Topics

Quantum computation, in a nutshell, is the art of mastering quantum phases to encode and process information. However, phases of quantum states are very fragile and decohere. A natural way to protect them from decoherence is to use topologically ordered quantum states which have a non-local kind of entanglement. The non-locality means that the quantum entanglement is distributed among many different particles in such a way that it cannot be destroyed by local perturbations. This reduces decoherence significantly.

Moreover, the quantum information encoded in the topological states can be manipulated by moving quasiparticle excitations around one another producing braiding effects that translate into universal quantum gates.
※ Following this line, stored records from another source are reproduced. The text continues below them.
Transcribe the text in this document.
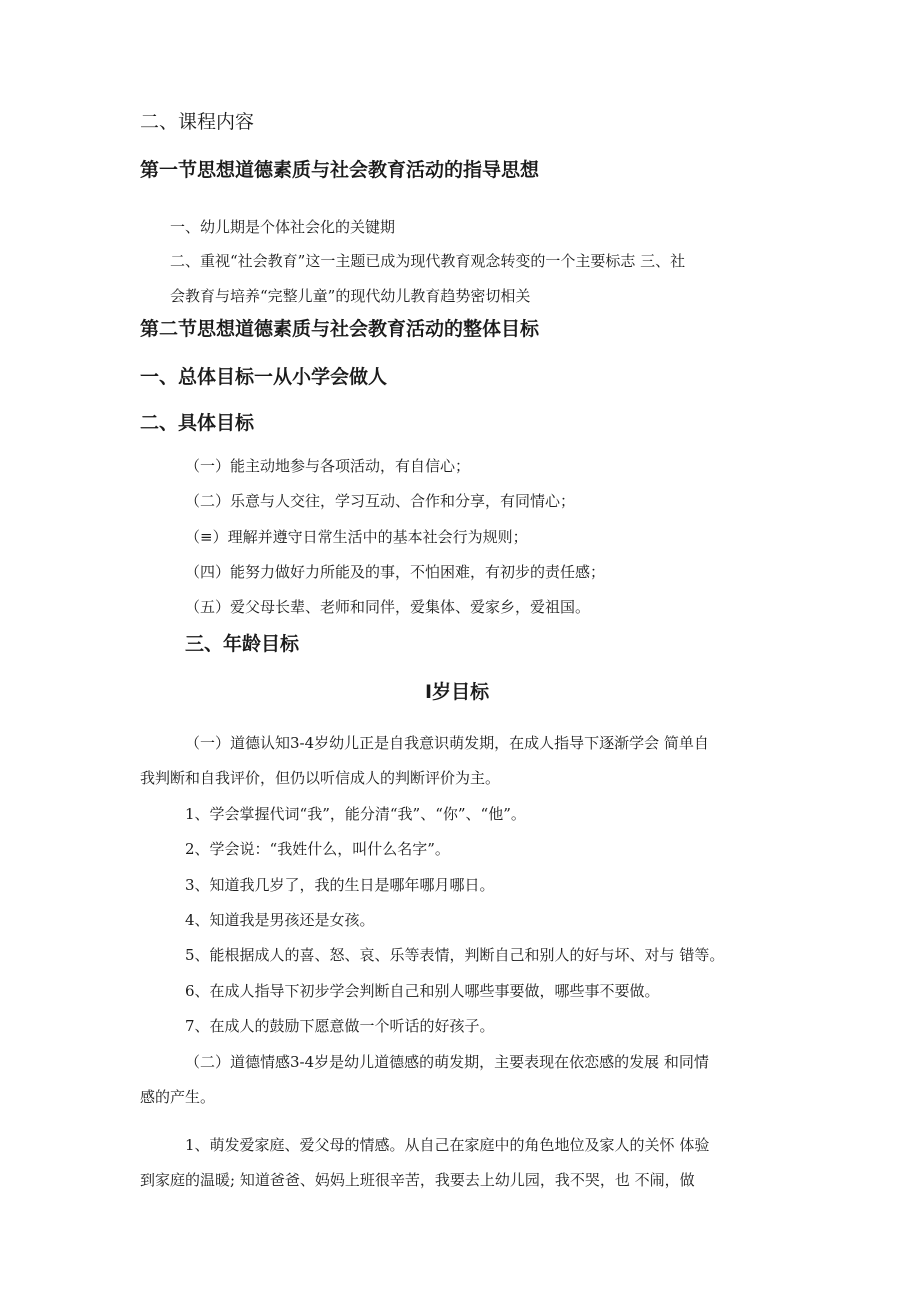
二、课程内容
第一节思想道德素质与社会教育活动的指导思想
一、幼儿期是个体社会化的关键期
二、重视“社会教育”这一主题已成为现代教育观念转变的一个主要标志 三、社
会教育与培养“完整儿童”的现代幼儿教育趋势密切相关
第二节思想道德素质与社会教育活动的整体目标
一、总体目标一从小学会做人
二、具体目标
（一）能主动地参与各项活动，有自信心；
（二）乐意与人交往，学习互动、合作和分享，有同情心；
（≡）理解并遵守日常生活中的基本社会行为规则；
（四）能努力做好力所能及的事，不怕困难，有初步的责任感；
（五）爱父母长辈、老师和同伴，爱集体、爱家乡，爱祖国。
三、年龄目标
I岁目标
（一）道德认知3-4岁幼儿正是自我意识萌发期，在成人指导下逐渐学会 简单自
我判断和自我评价，但仍以听信成人的判断评价为主。
1、学会掌握代词“我”，能分清“我”、“你”、“他”。
2、学会说：“我姓什么，叫什么名字”。
3、知道我几岁了，我的生日是哪年哪月哪日。
4、知道我是男孩还是女孩。
5、能根据成人的喜、怒、哀、乐等表情，判断自己和别人的好与坏、对与 错等。
6、在成人指导下初步学会判断自己和别人哪些事要做，哪些事不要做。
7、在成人的鼓励下愿意做一个听话的好孩子。
（二）道德情感3-4岁是幼儿道德感的萌发期，主要表现在依恋感的发展 和同情
感的产生。
1、萌发爱家庭、爱父母的情感。从自己在家庭中的角色地位及家人的关怀 体验
到家庭的温暖; 知道爸爸、妈妈上班很辛苦，我要去上幼儿园，我不哭，也 不闹，做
There are also alternative topological schemes to do lots of quantum information tasks, including universality, by only using the entanglement properties of the ground state. Even other types of possible techniques maybe awaiting for being uncovered and a summer school is a nice meeting point to think about them.
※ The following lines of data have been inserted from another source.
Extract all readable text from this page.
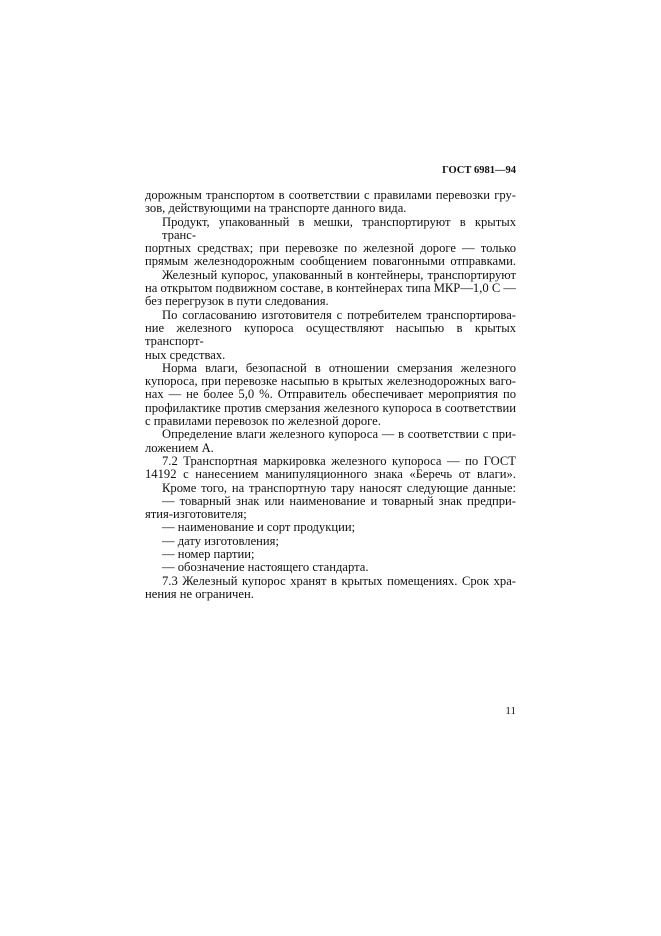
ГОСТ 6981—94
дорожным транспортом в соответствии с правилами перевозки гру-
зов, действующими на транспорте данного вида.
Продукт, упакованный в мешки, транспортируют в крытых транс-
портных средствах; при перевозке по железной дороге — только
прямым железнодорожным сообщением повагонными отправками.
Железный купорос, упакованный в контейнеры, транспортируют
на открытом подвижном составе, в контейнерах типа МКР—1,0 С —
без перегрузок в пути следования.
По согласованию изготовителя с потребителем транспортирова-
ние железного купороса осуществляют насыпью в крытых транспорт-
ных средствах.
Норма влаги, безопасной в отношении смерзания железного
купороса, при перевозке насыпью в крытых железнодорожных ваго-
нах — не более 5,0 %. Отправитель обеспечивает мероприятия по
профилактике против смерзания железного купороса в соответствии
с правилами перевозок по железной дороге.
Определение влаги железного купороса — в соответствии с при-
ложением А.
7.2 Транспортная маркировка железного купороса — по ГОСТ
14192 с нанесением манипуляционного знака «Беречь от влаги».
Кроме того, на транспортную тару наносят следующие данные:
— товарный знак или наименование и товарный знак предпри-
ятия-изготовителя;
— наименование и сорт продукции;
— дату изготовления;
— номер партии;
— обозначение настоящего стандарта.
7.3 Железный купорос хранят в крытых помещениях. Срок хра-
нения не ограничен.
11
A new field of applications for topological orders has emerged with the theory of quantum information and computation. New developments in each field will certainly have potential applications and will influence one another.

The school is intended for an interdisciplinary audience:
- Quantum information scientists, with an interest in fault-tolerant quantum computation.
- Condensed matter scientists, with an interest in strongly correlated systems.
- Quantum field theorists, with an interest in topological field theories.
- Physicists in general, with an interest in the problem of battling decoherence in quantum systems.

The summer school is aimed at a broad audience of students, postdocs, senior scientists, etc. willing to get to know about these new intertwined fields.